Né en Algérie, il grandit en France. Retour en terre natale pour accomplir son service militaire où finalement il s’installe pour démarrer sa vie d’adulte.

Son histoire artistique commence là, au moment où pour lui tout se met en place, où s’ecrit son destin. Mais ce qui ne devait être qu’un long fleuve tranquille se transforme en raz de marée et il est happée par les troubles qui soulèvent le pays dans les années 1990. Installé à Médéa, au cœur de la Mitidja, région surnommée le triangle de la mort, lui et sa famille sont dans l’œil du cyclone. Résigné, résistant, il ne déménage pas. A quoi bon, le pays tout entier est en sang, le tragique et l’effroyable sont partout, dans le village d’à côté, au coin de la rue sur le seuil de sa porte…

L’insoutenable ne laisse pas de place à l’inspiration et ses toiles restent vierges dix années durant.

De cette période, de ces épreuves, lui reste une conscience exacerbée des douleurs du monde, une hypersensibilité aux souffrances qui l’entourent, et des saignées dans le cœur, des saignées dans le cerveau, des saignées sur la toile… 

Au début des années 2000,il refait la traversée dans l’autre sens et retrouve les gestes du peintre. D’abord assembleur de journaux, de papiers et d’affiches qu’il coupe, déchire et froisse dans ses collages. Ensuite, tout en gardant beaucoup de matière et le papier en filigrane derrière la couleur, viennent les quais et les ports. 

Alger – Marseille – Oran. Et cette combinaison à l’infini renouvelée.

En écho à cette question de l’appartenance, Habib Hasnaoui griffonne ses œuvres d’une écriture automatique sibylline. Talisman mystérieux et incompréhensible, il exorcise sa frustration de ne pas maitriser l’écriture arabe. Il écrit une histoire qui n’est que traces, signes et intuitions, comme un hommage à sa mère, à la perplexité de sa mère analphabète face à la lettre, au mot et à la vie qui les anime.

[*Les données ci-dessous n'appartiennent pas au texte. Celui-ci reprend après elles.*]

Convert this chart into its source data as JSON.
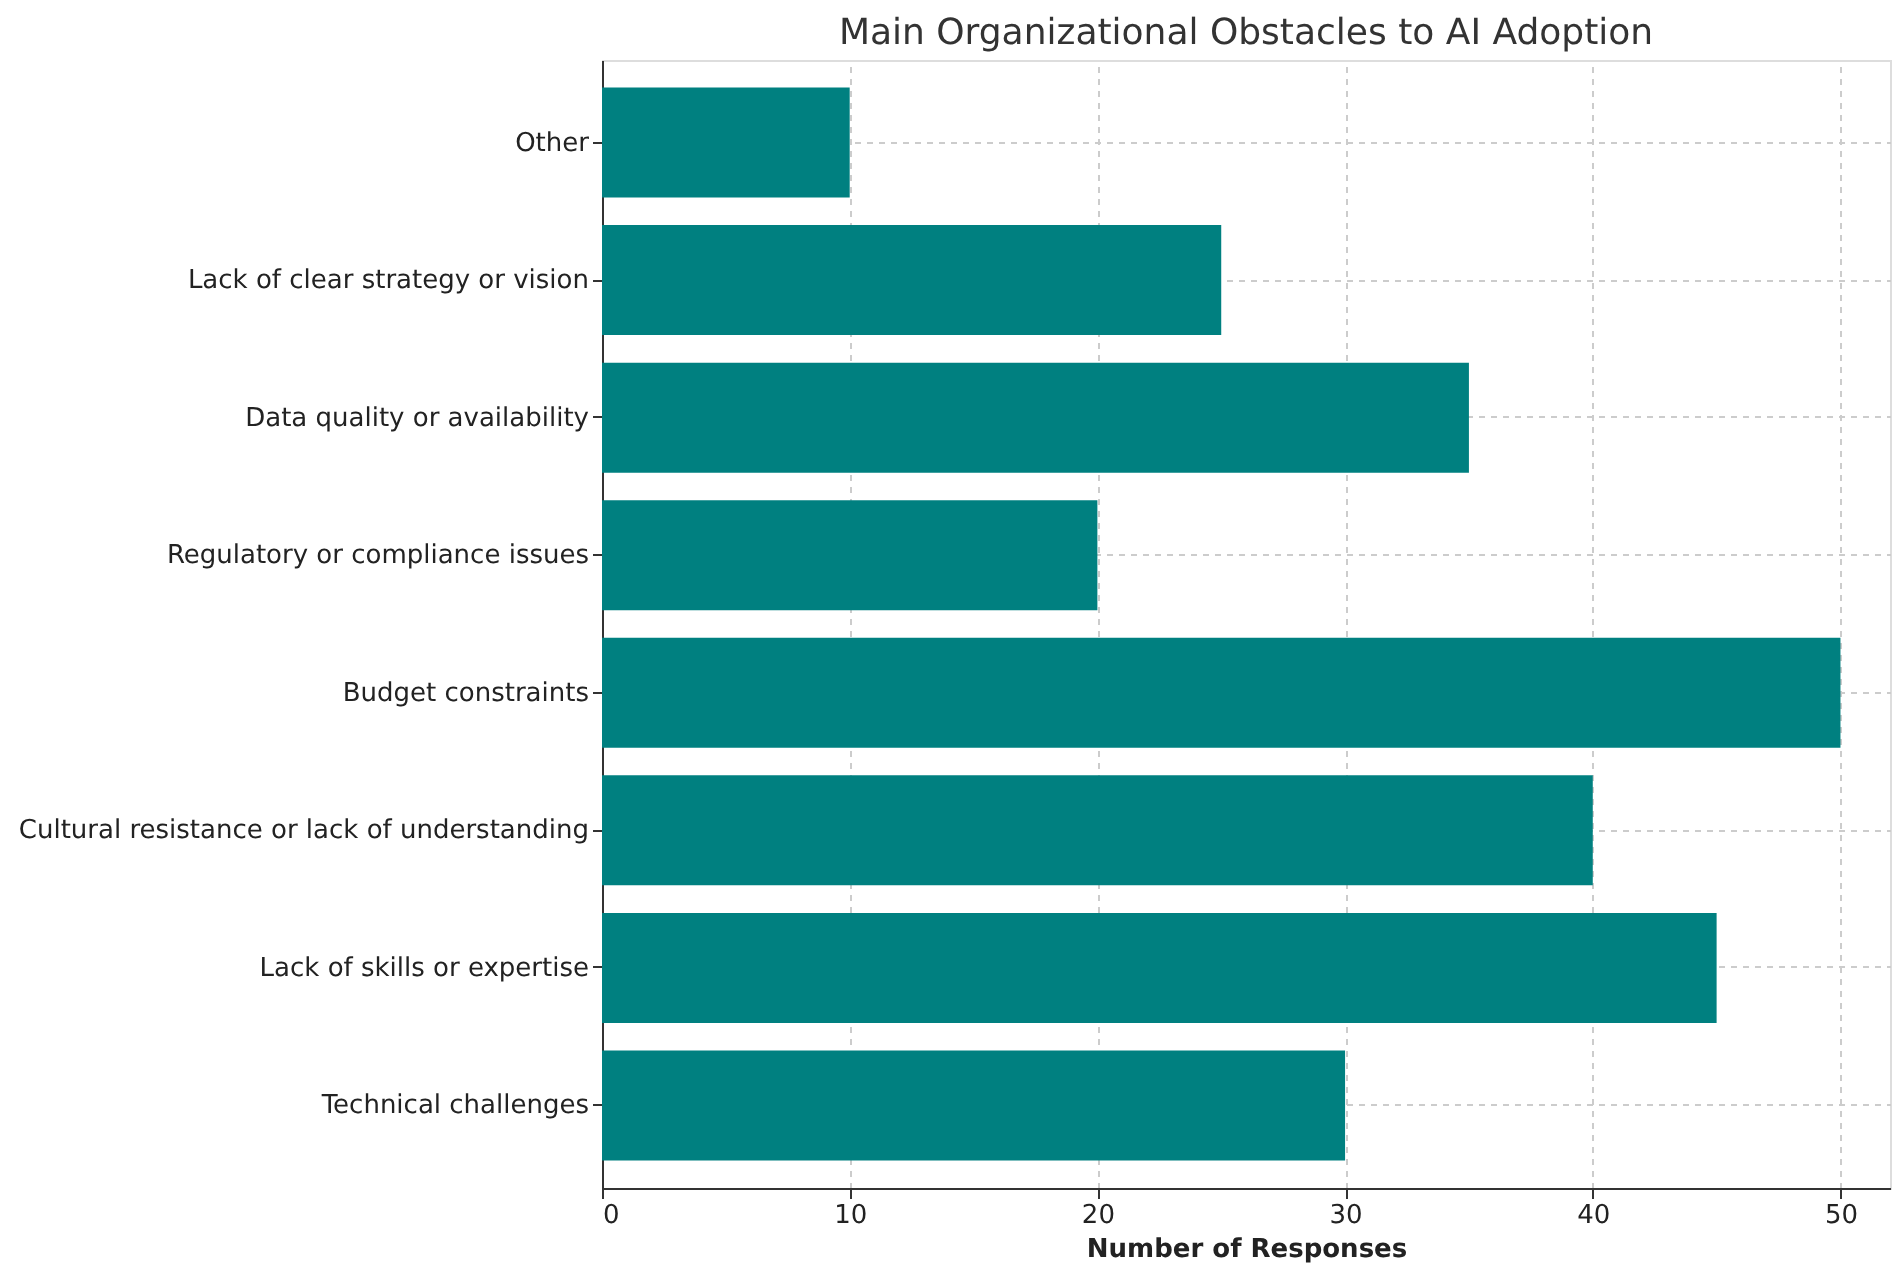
{
  "chart_data": {
    "type": "bar",
    "orientation": "horizontal",
    "title": "Main Organizational Obstacles to AI Adoption",
    "xlabel": "Number of Responses",
    "categories": [
      "Other",
      "Lack of clear strategy or vision",
      "Data quality or availability",
      "Regulatory or compliance issues",
      "Budget constraints",
      "Cultural resistance or lack of understanding",
      "Lack of skills or expertise",
      "Technical challenges"
    ],
    "values": [
      10,
      25,
      35,
      20,
      50,
      40,
      45,
      30
    ],
    "color": "#008080",
    "xlim": [
      0,
      52
    ],
    "xticks": [
      0,
      10,
      20,
      30,
      40,
      50
    ],
    "grid": true
  }
}
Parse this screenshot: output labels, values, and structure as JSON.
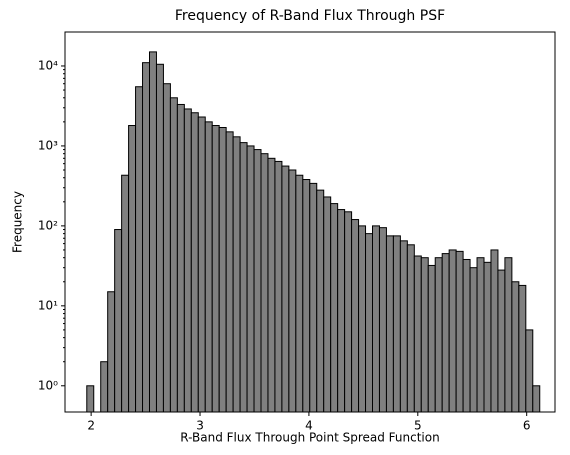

Sa peinture est revendicative, l’artiste vit son siècle, il en ressent les moindres soubresauts, les moindres spasmes et chacun laisse en lui une fêlure. Il n’est pas dans une quête narcissique et esthétisante, le monde le traverse et jaillit en peinture. Loin d’une complaisante contemplation de ce qui l’entoure, le processus créateur chez cet artiste s’abreuve d’une perpétuelle confrontation au monde.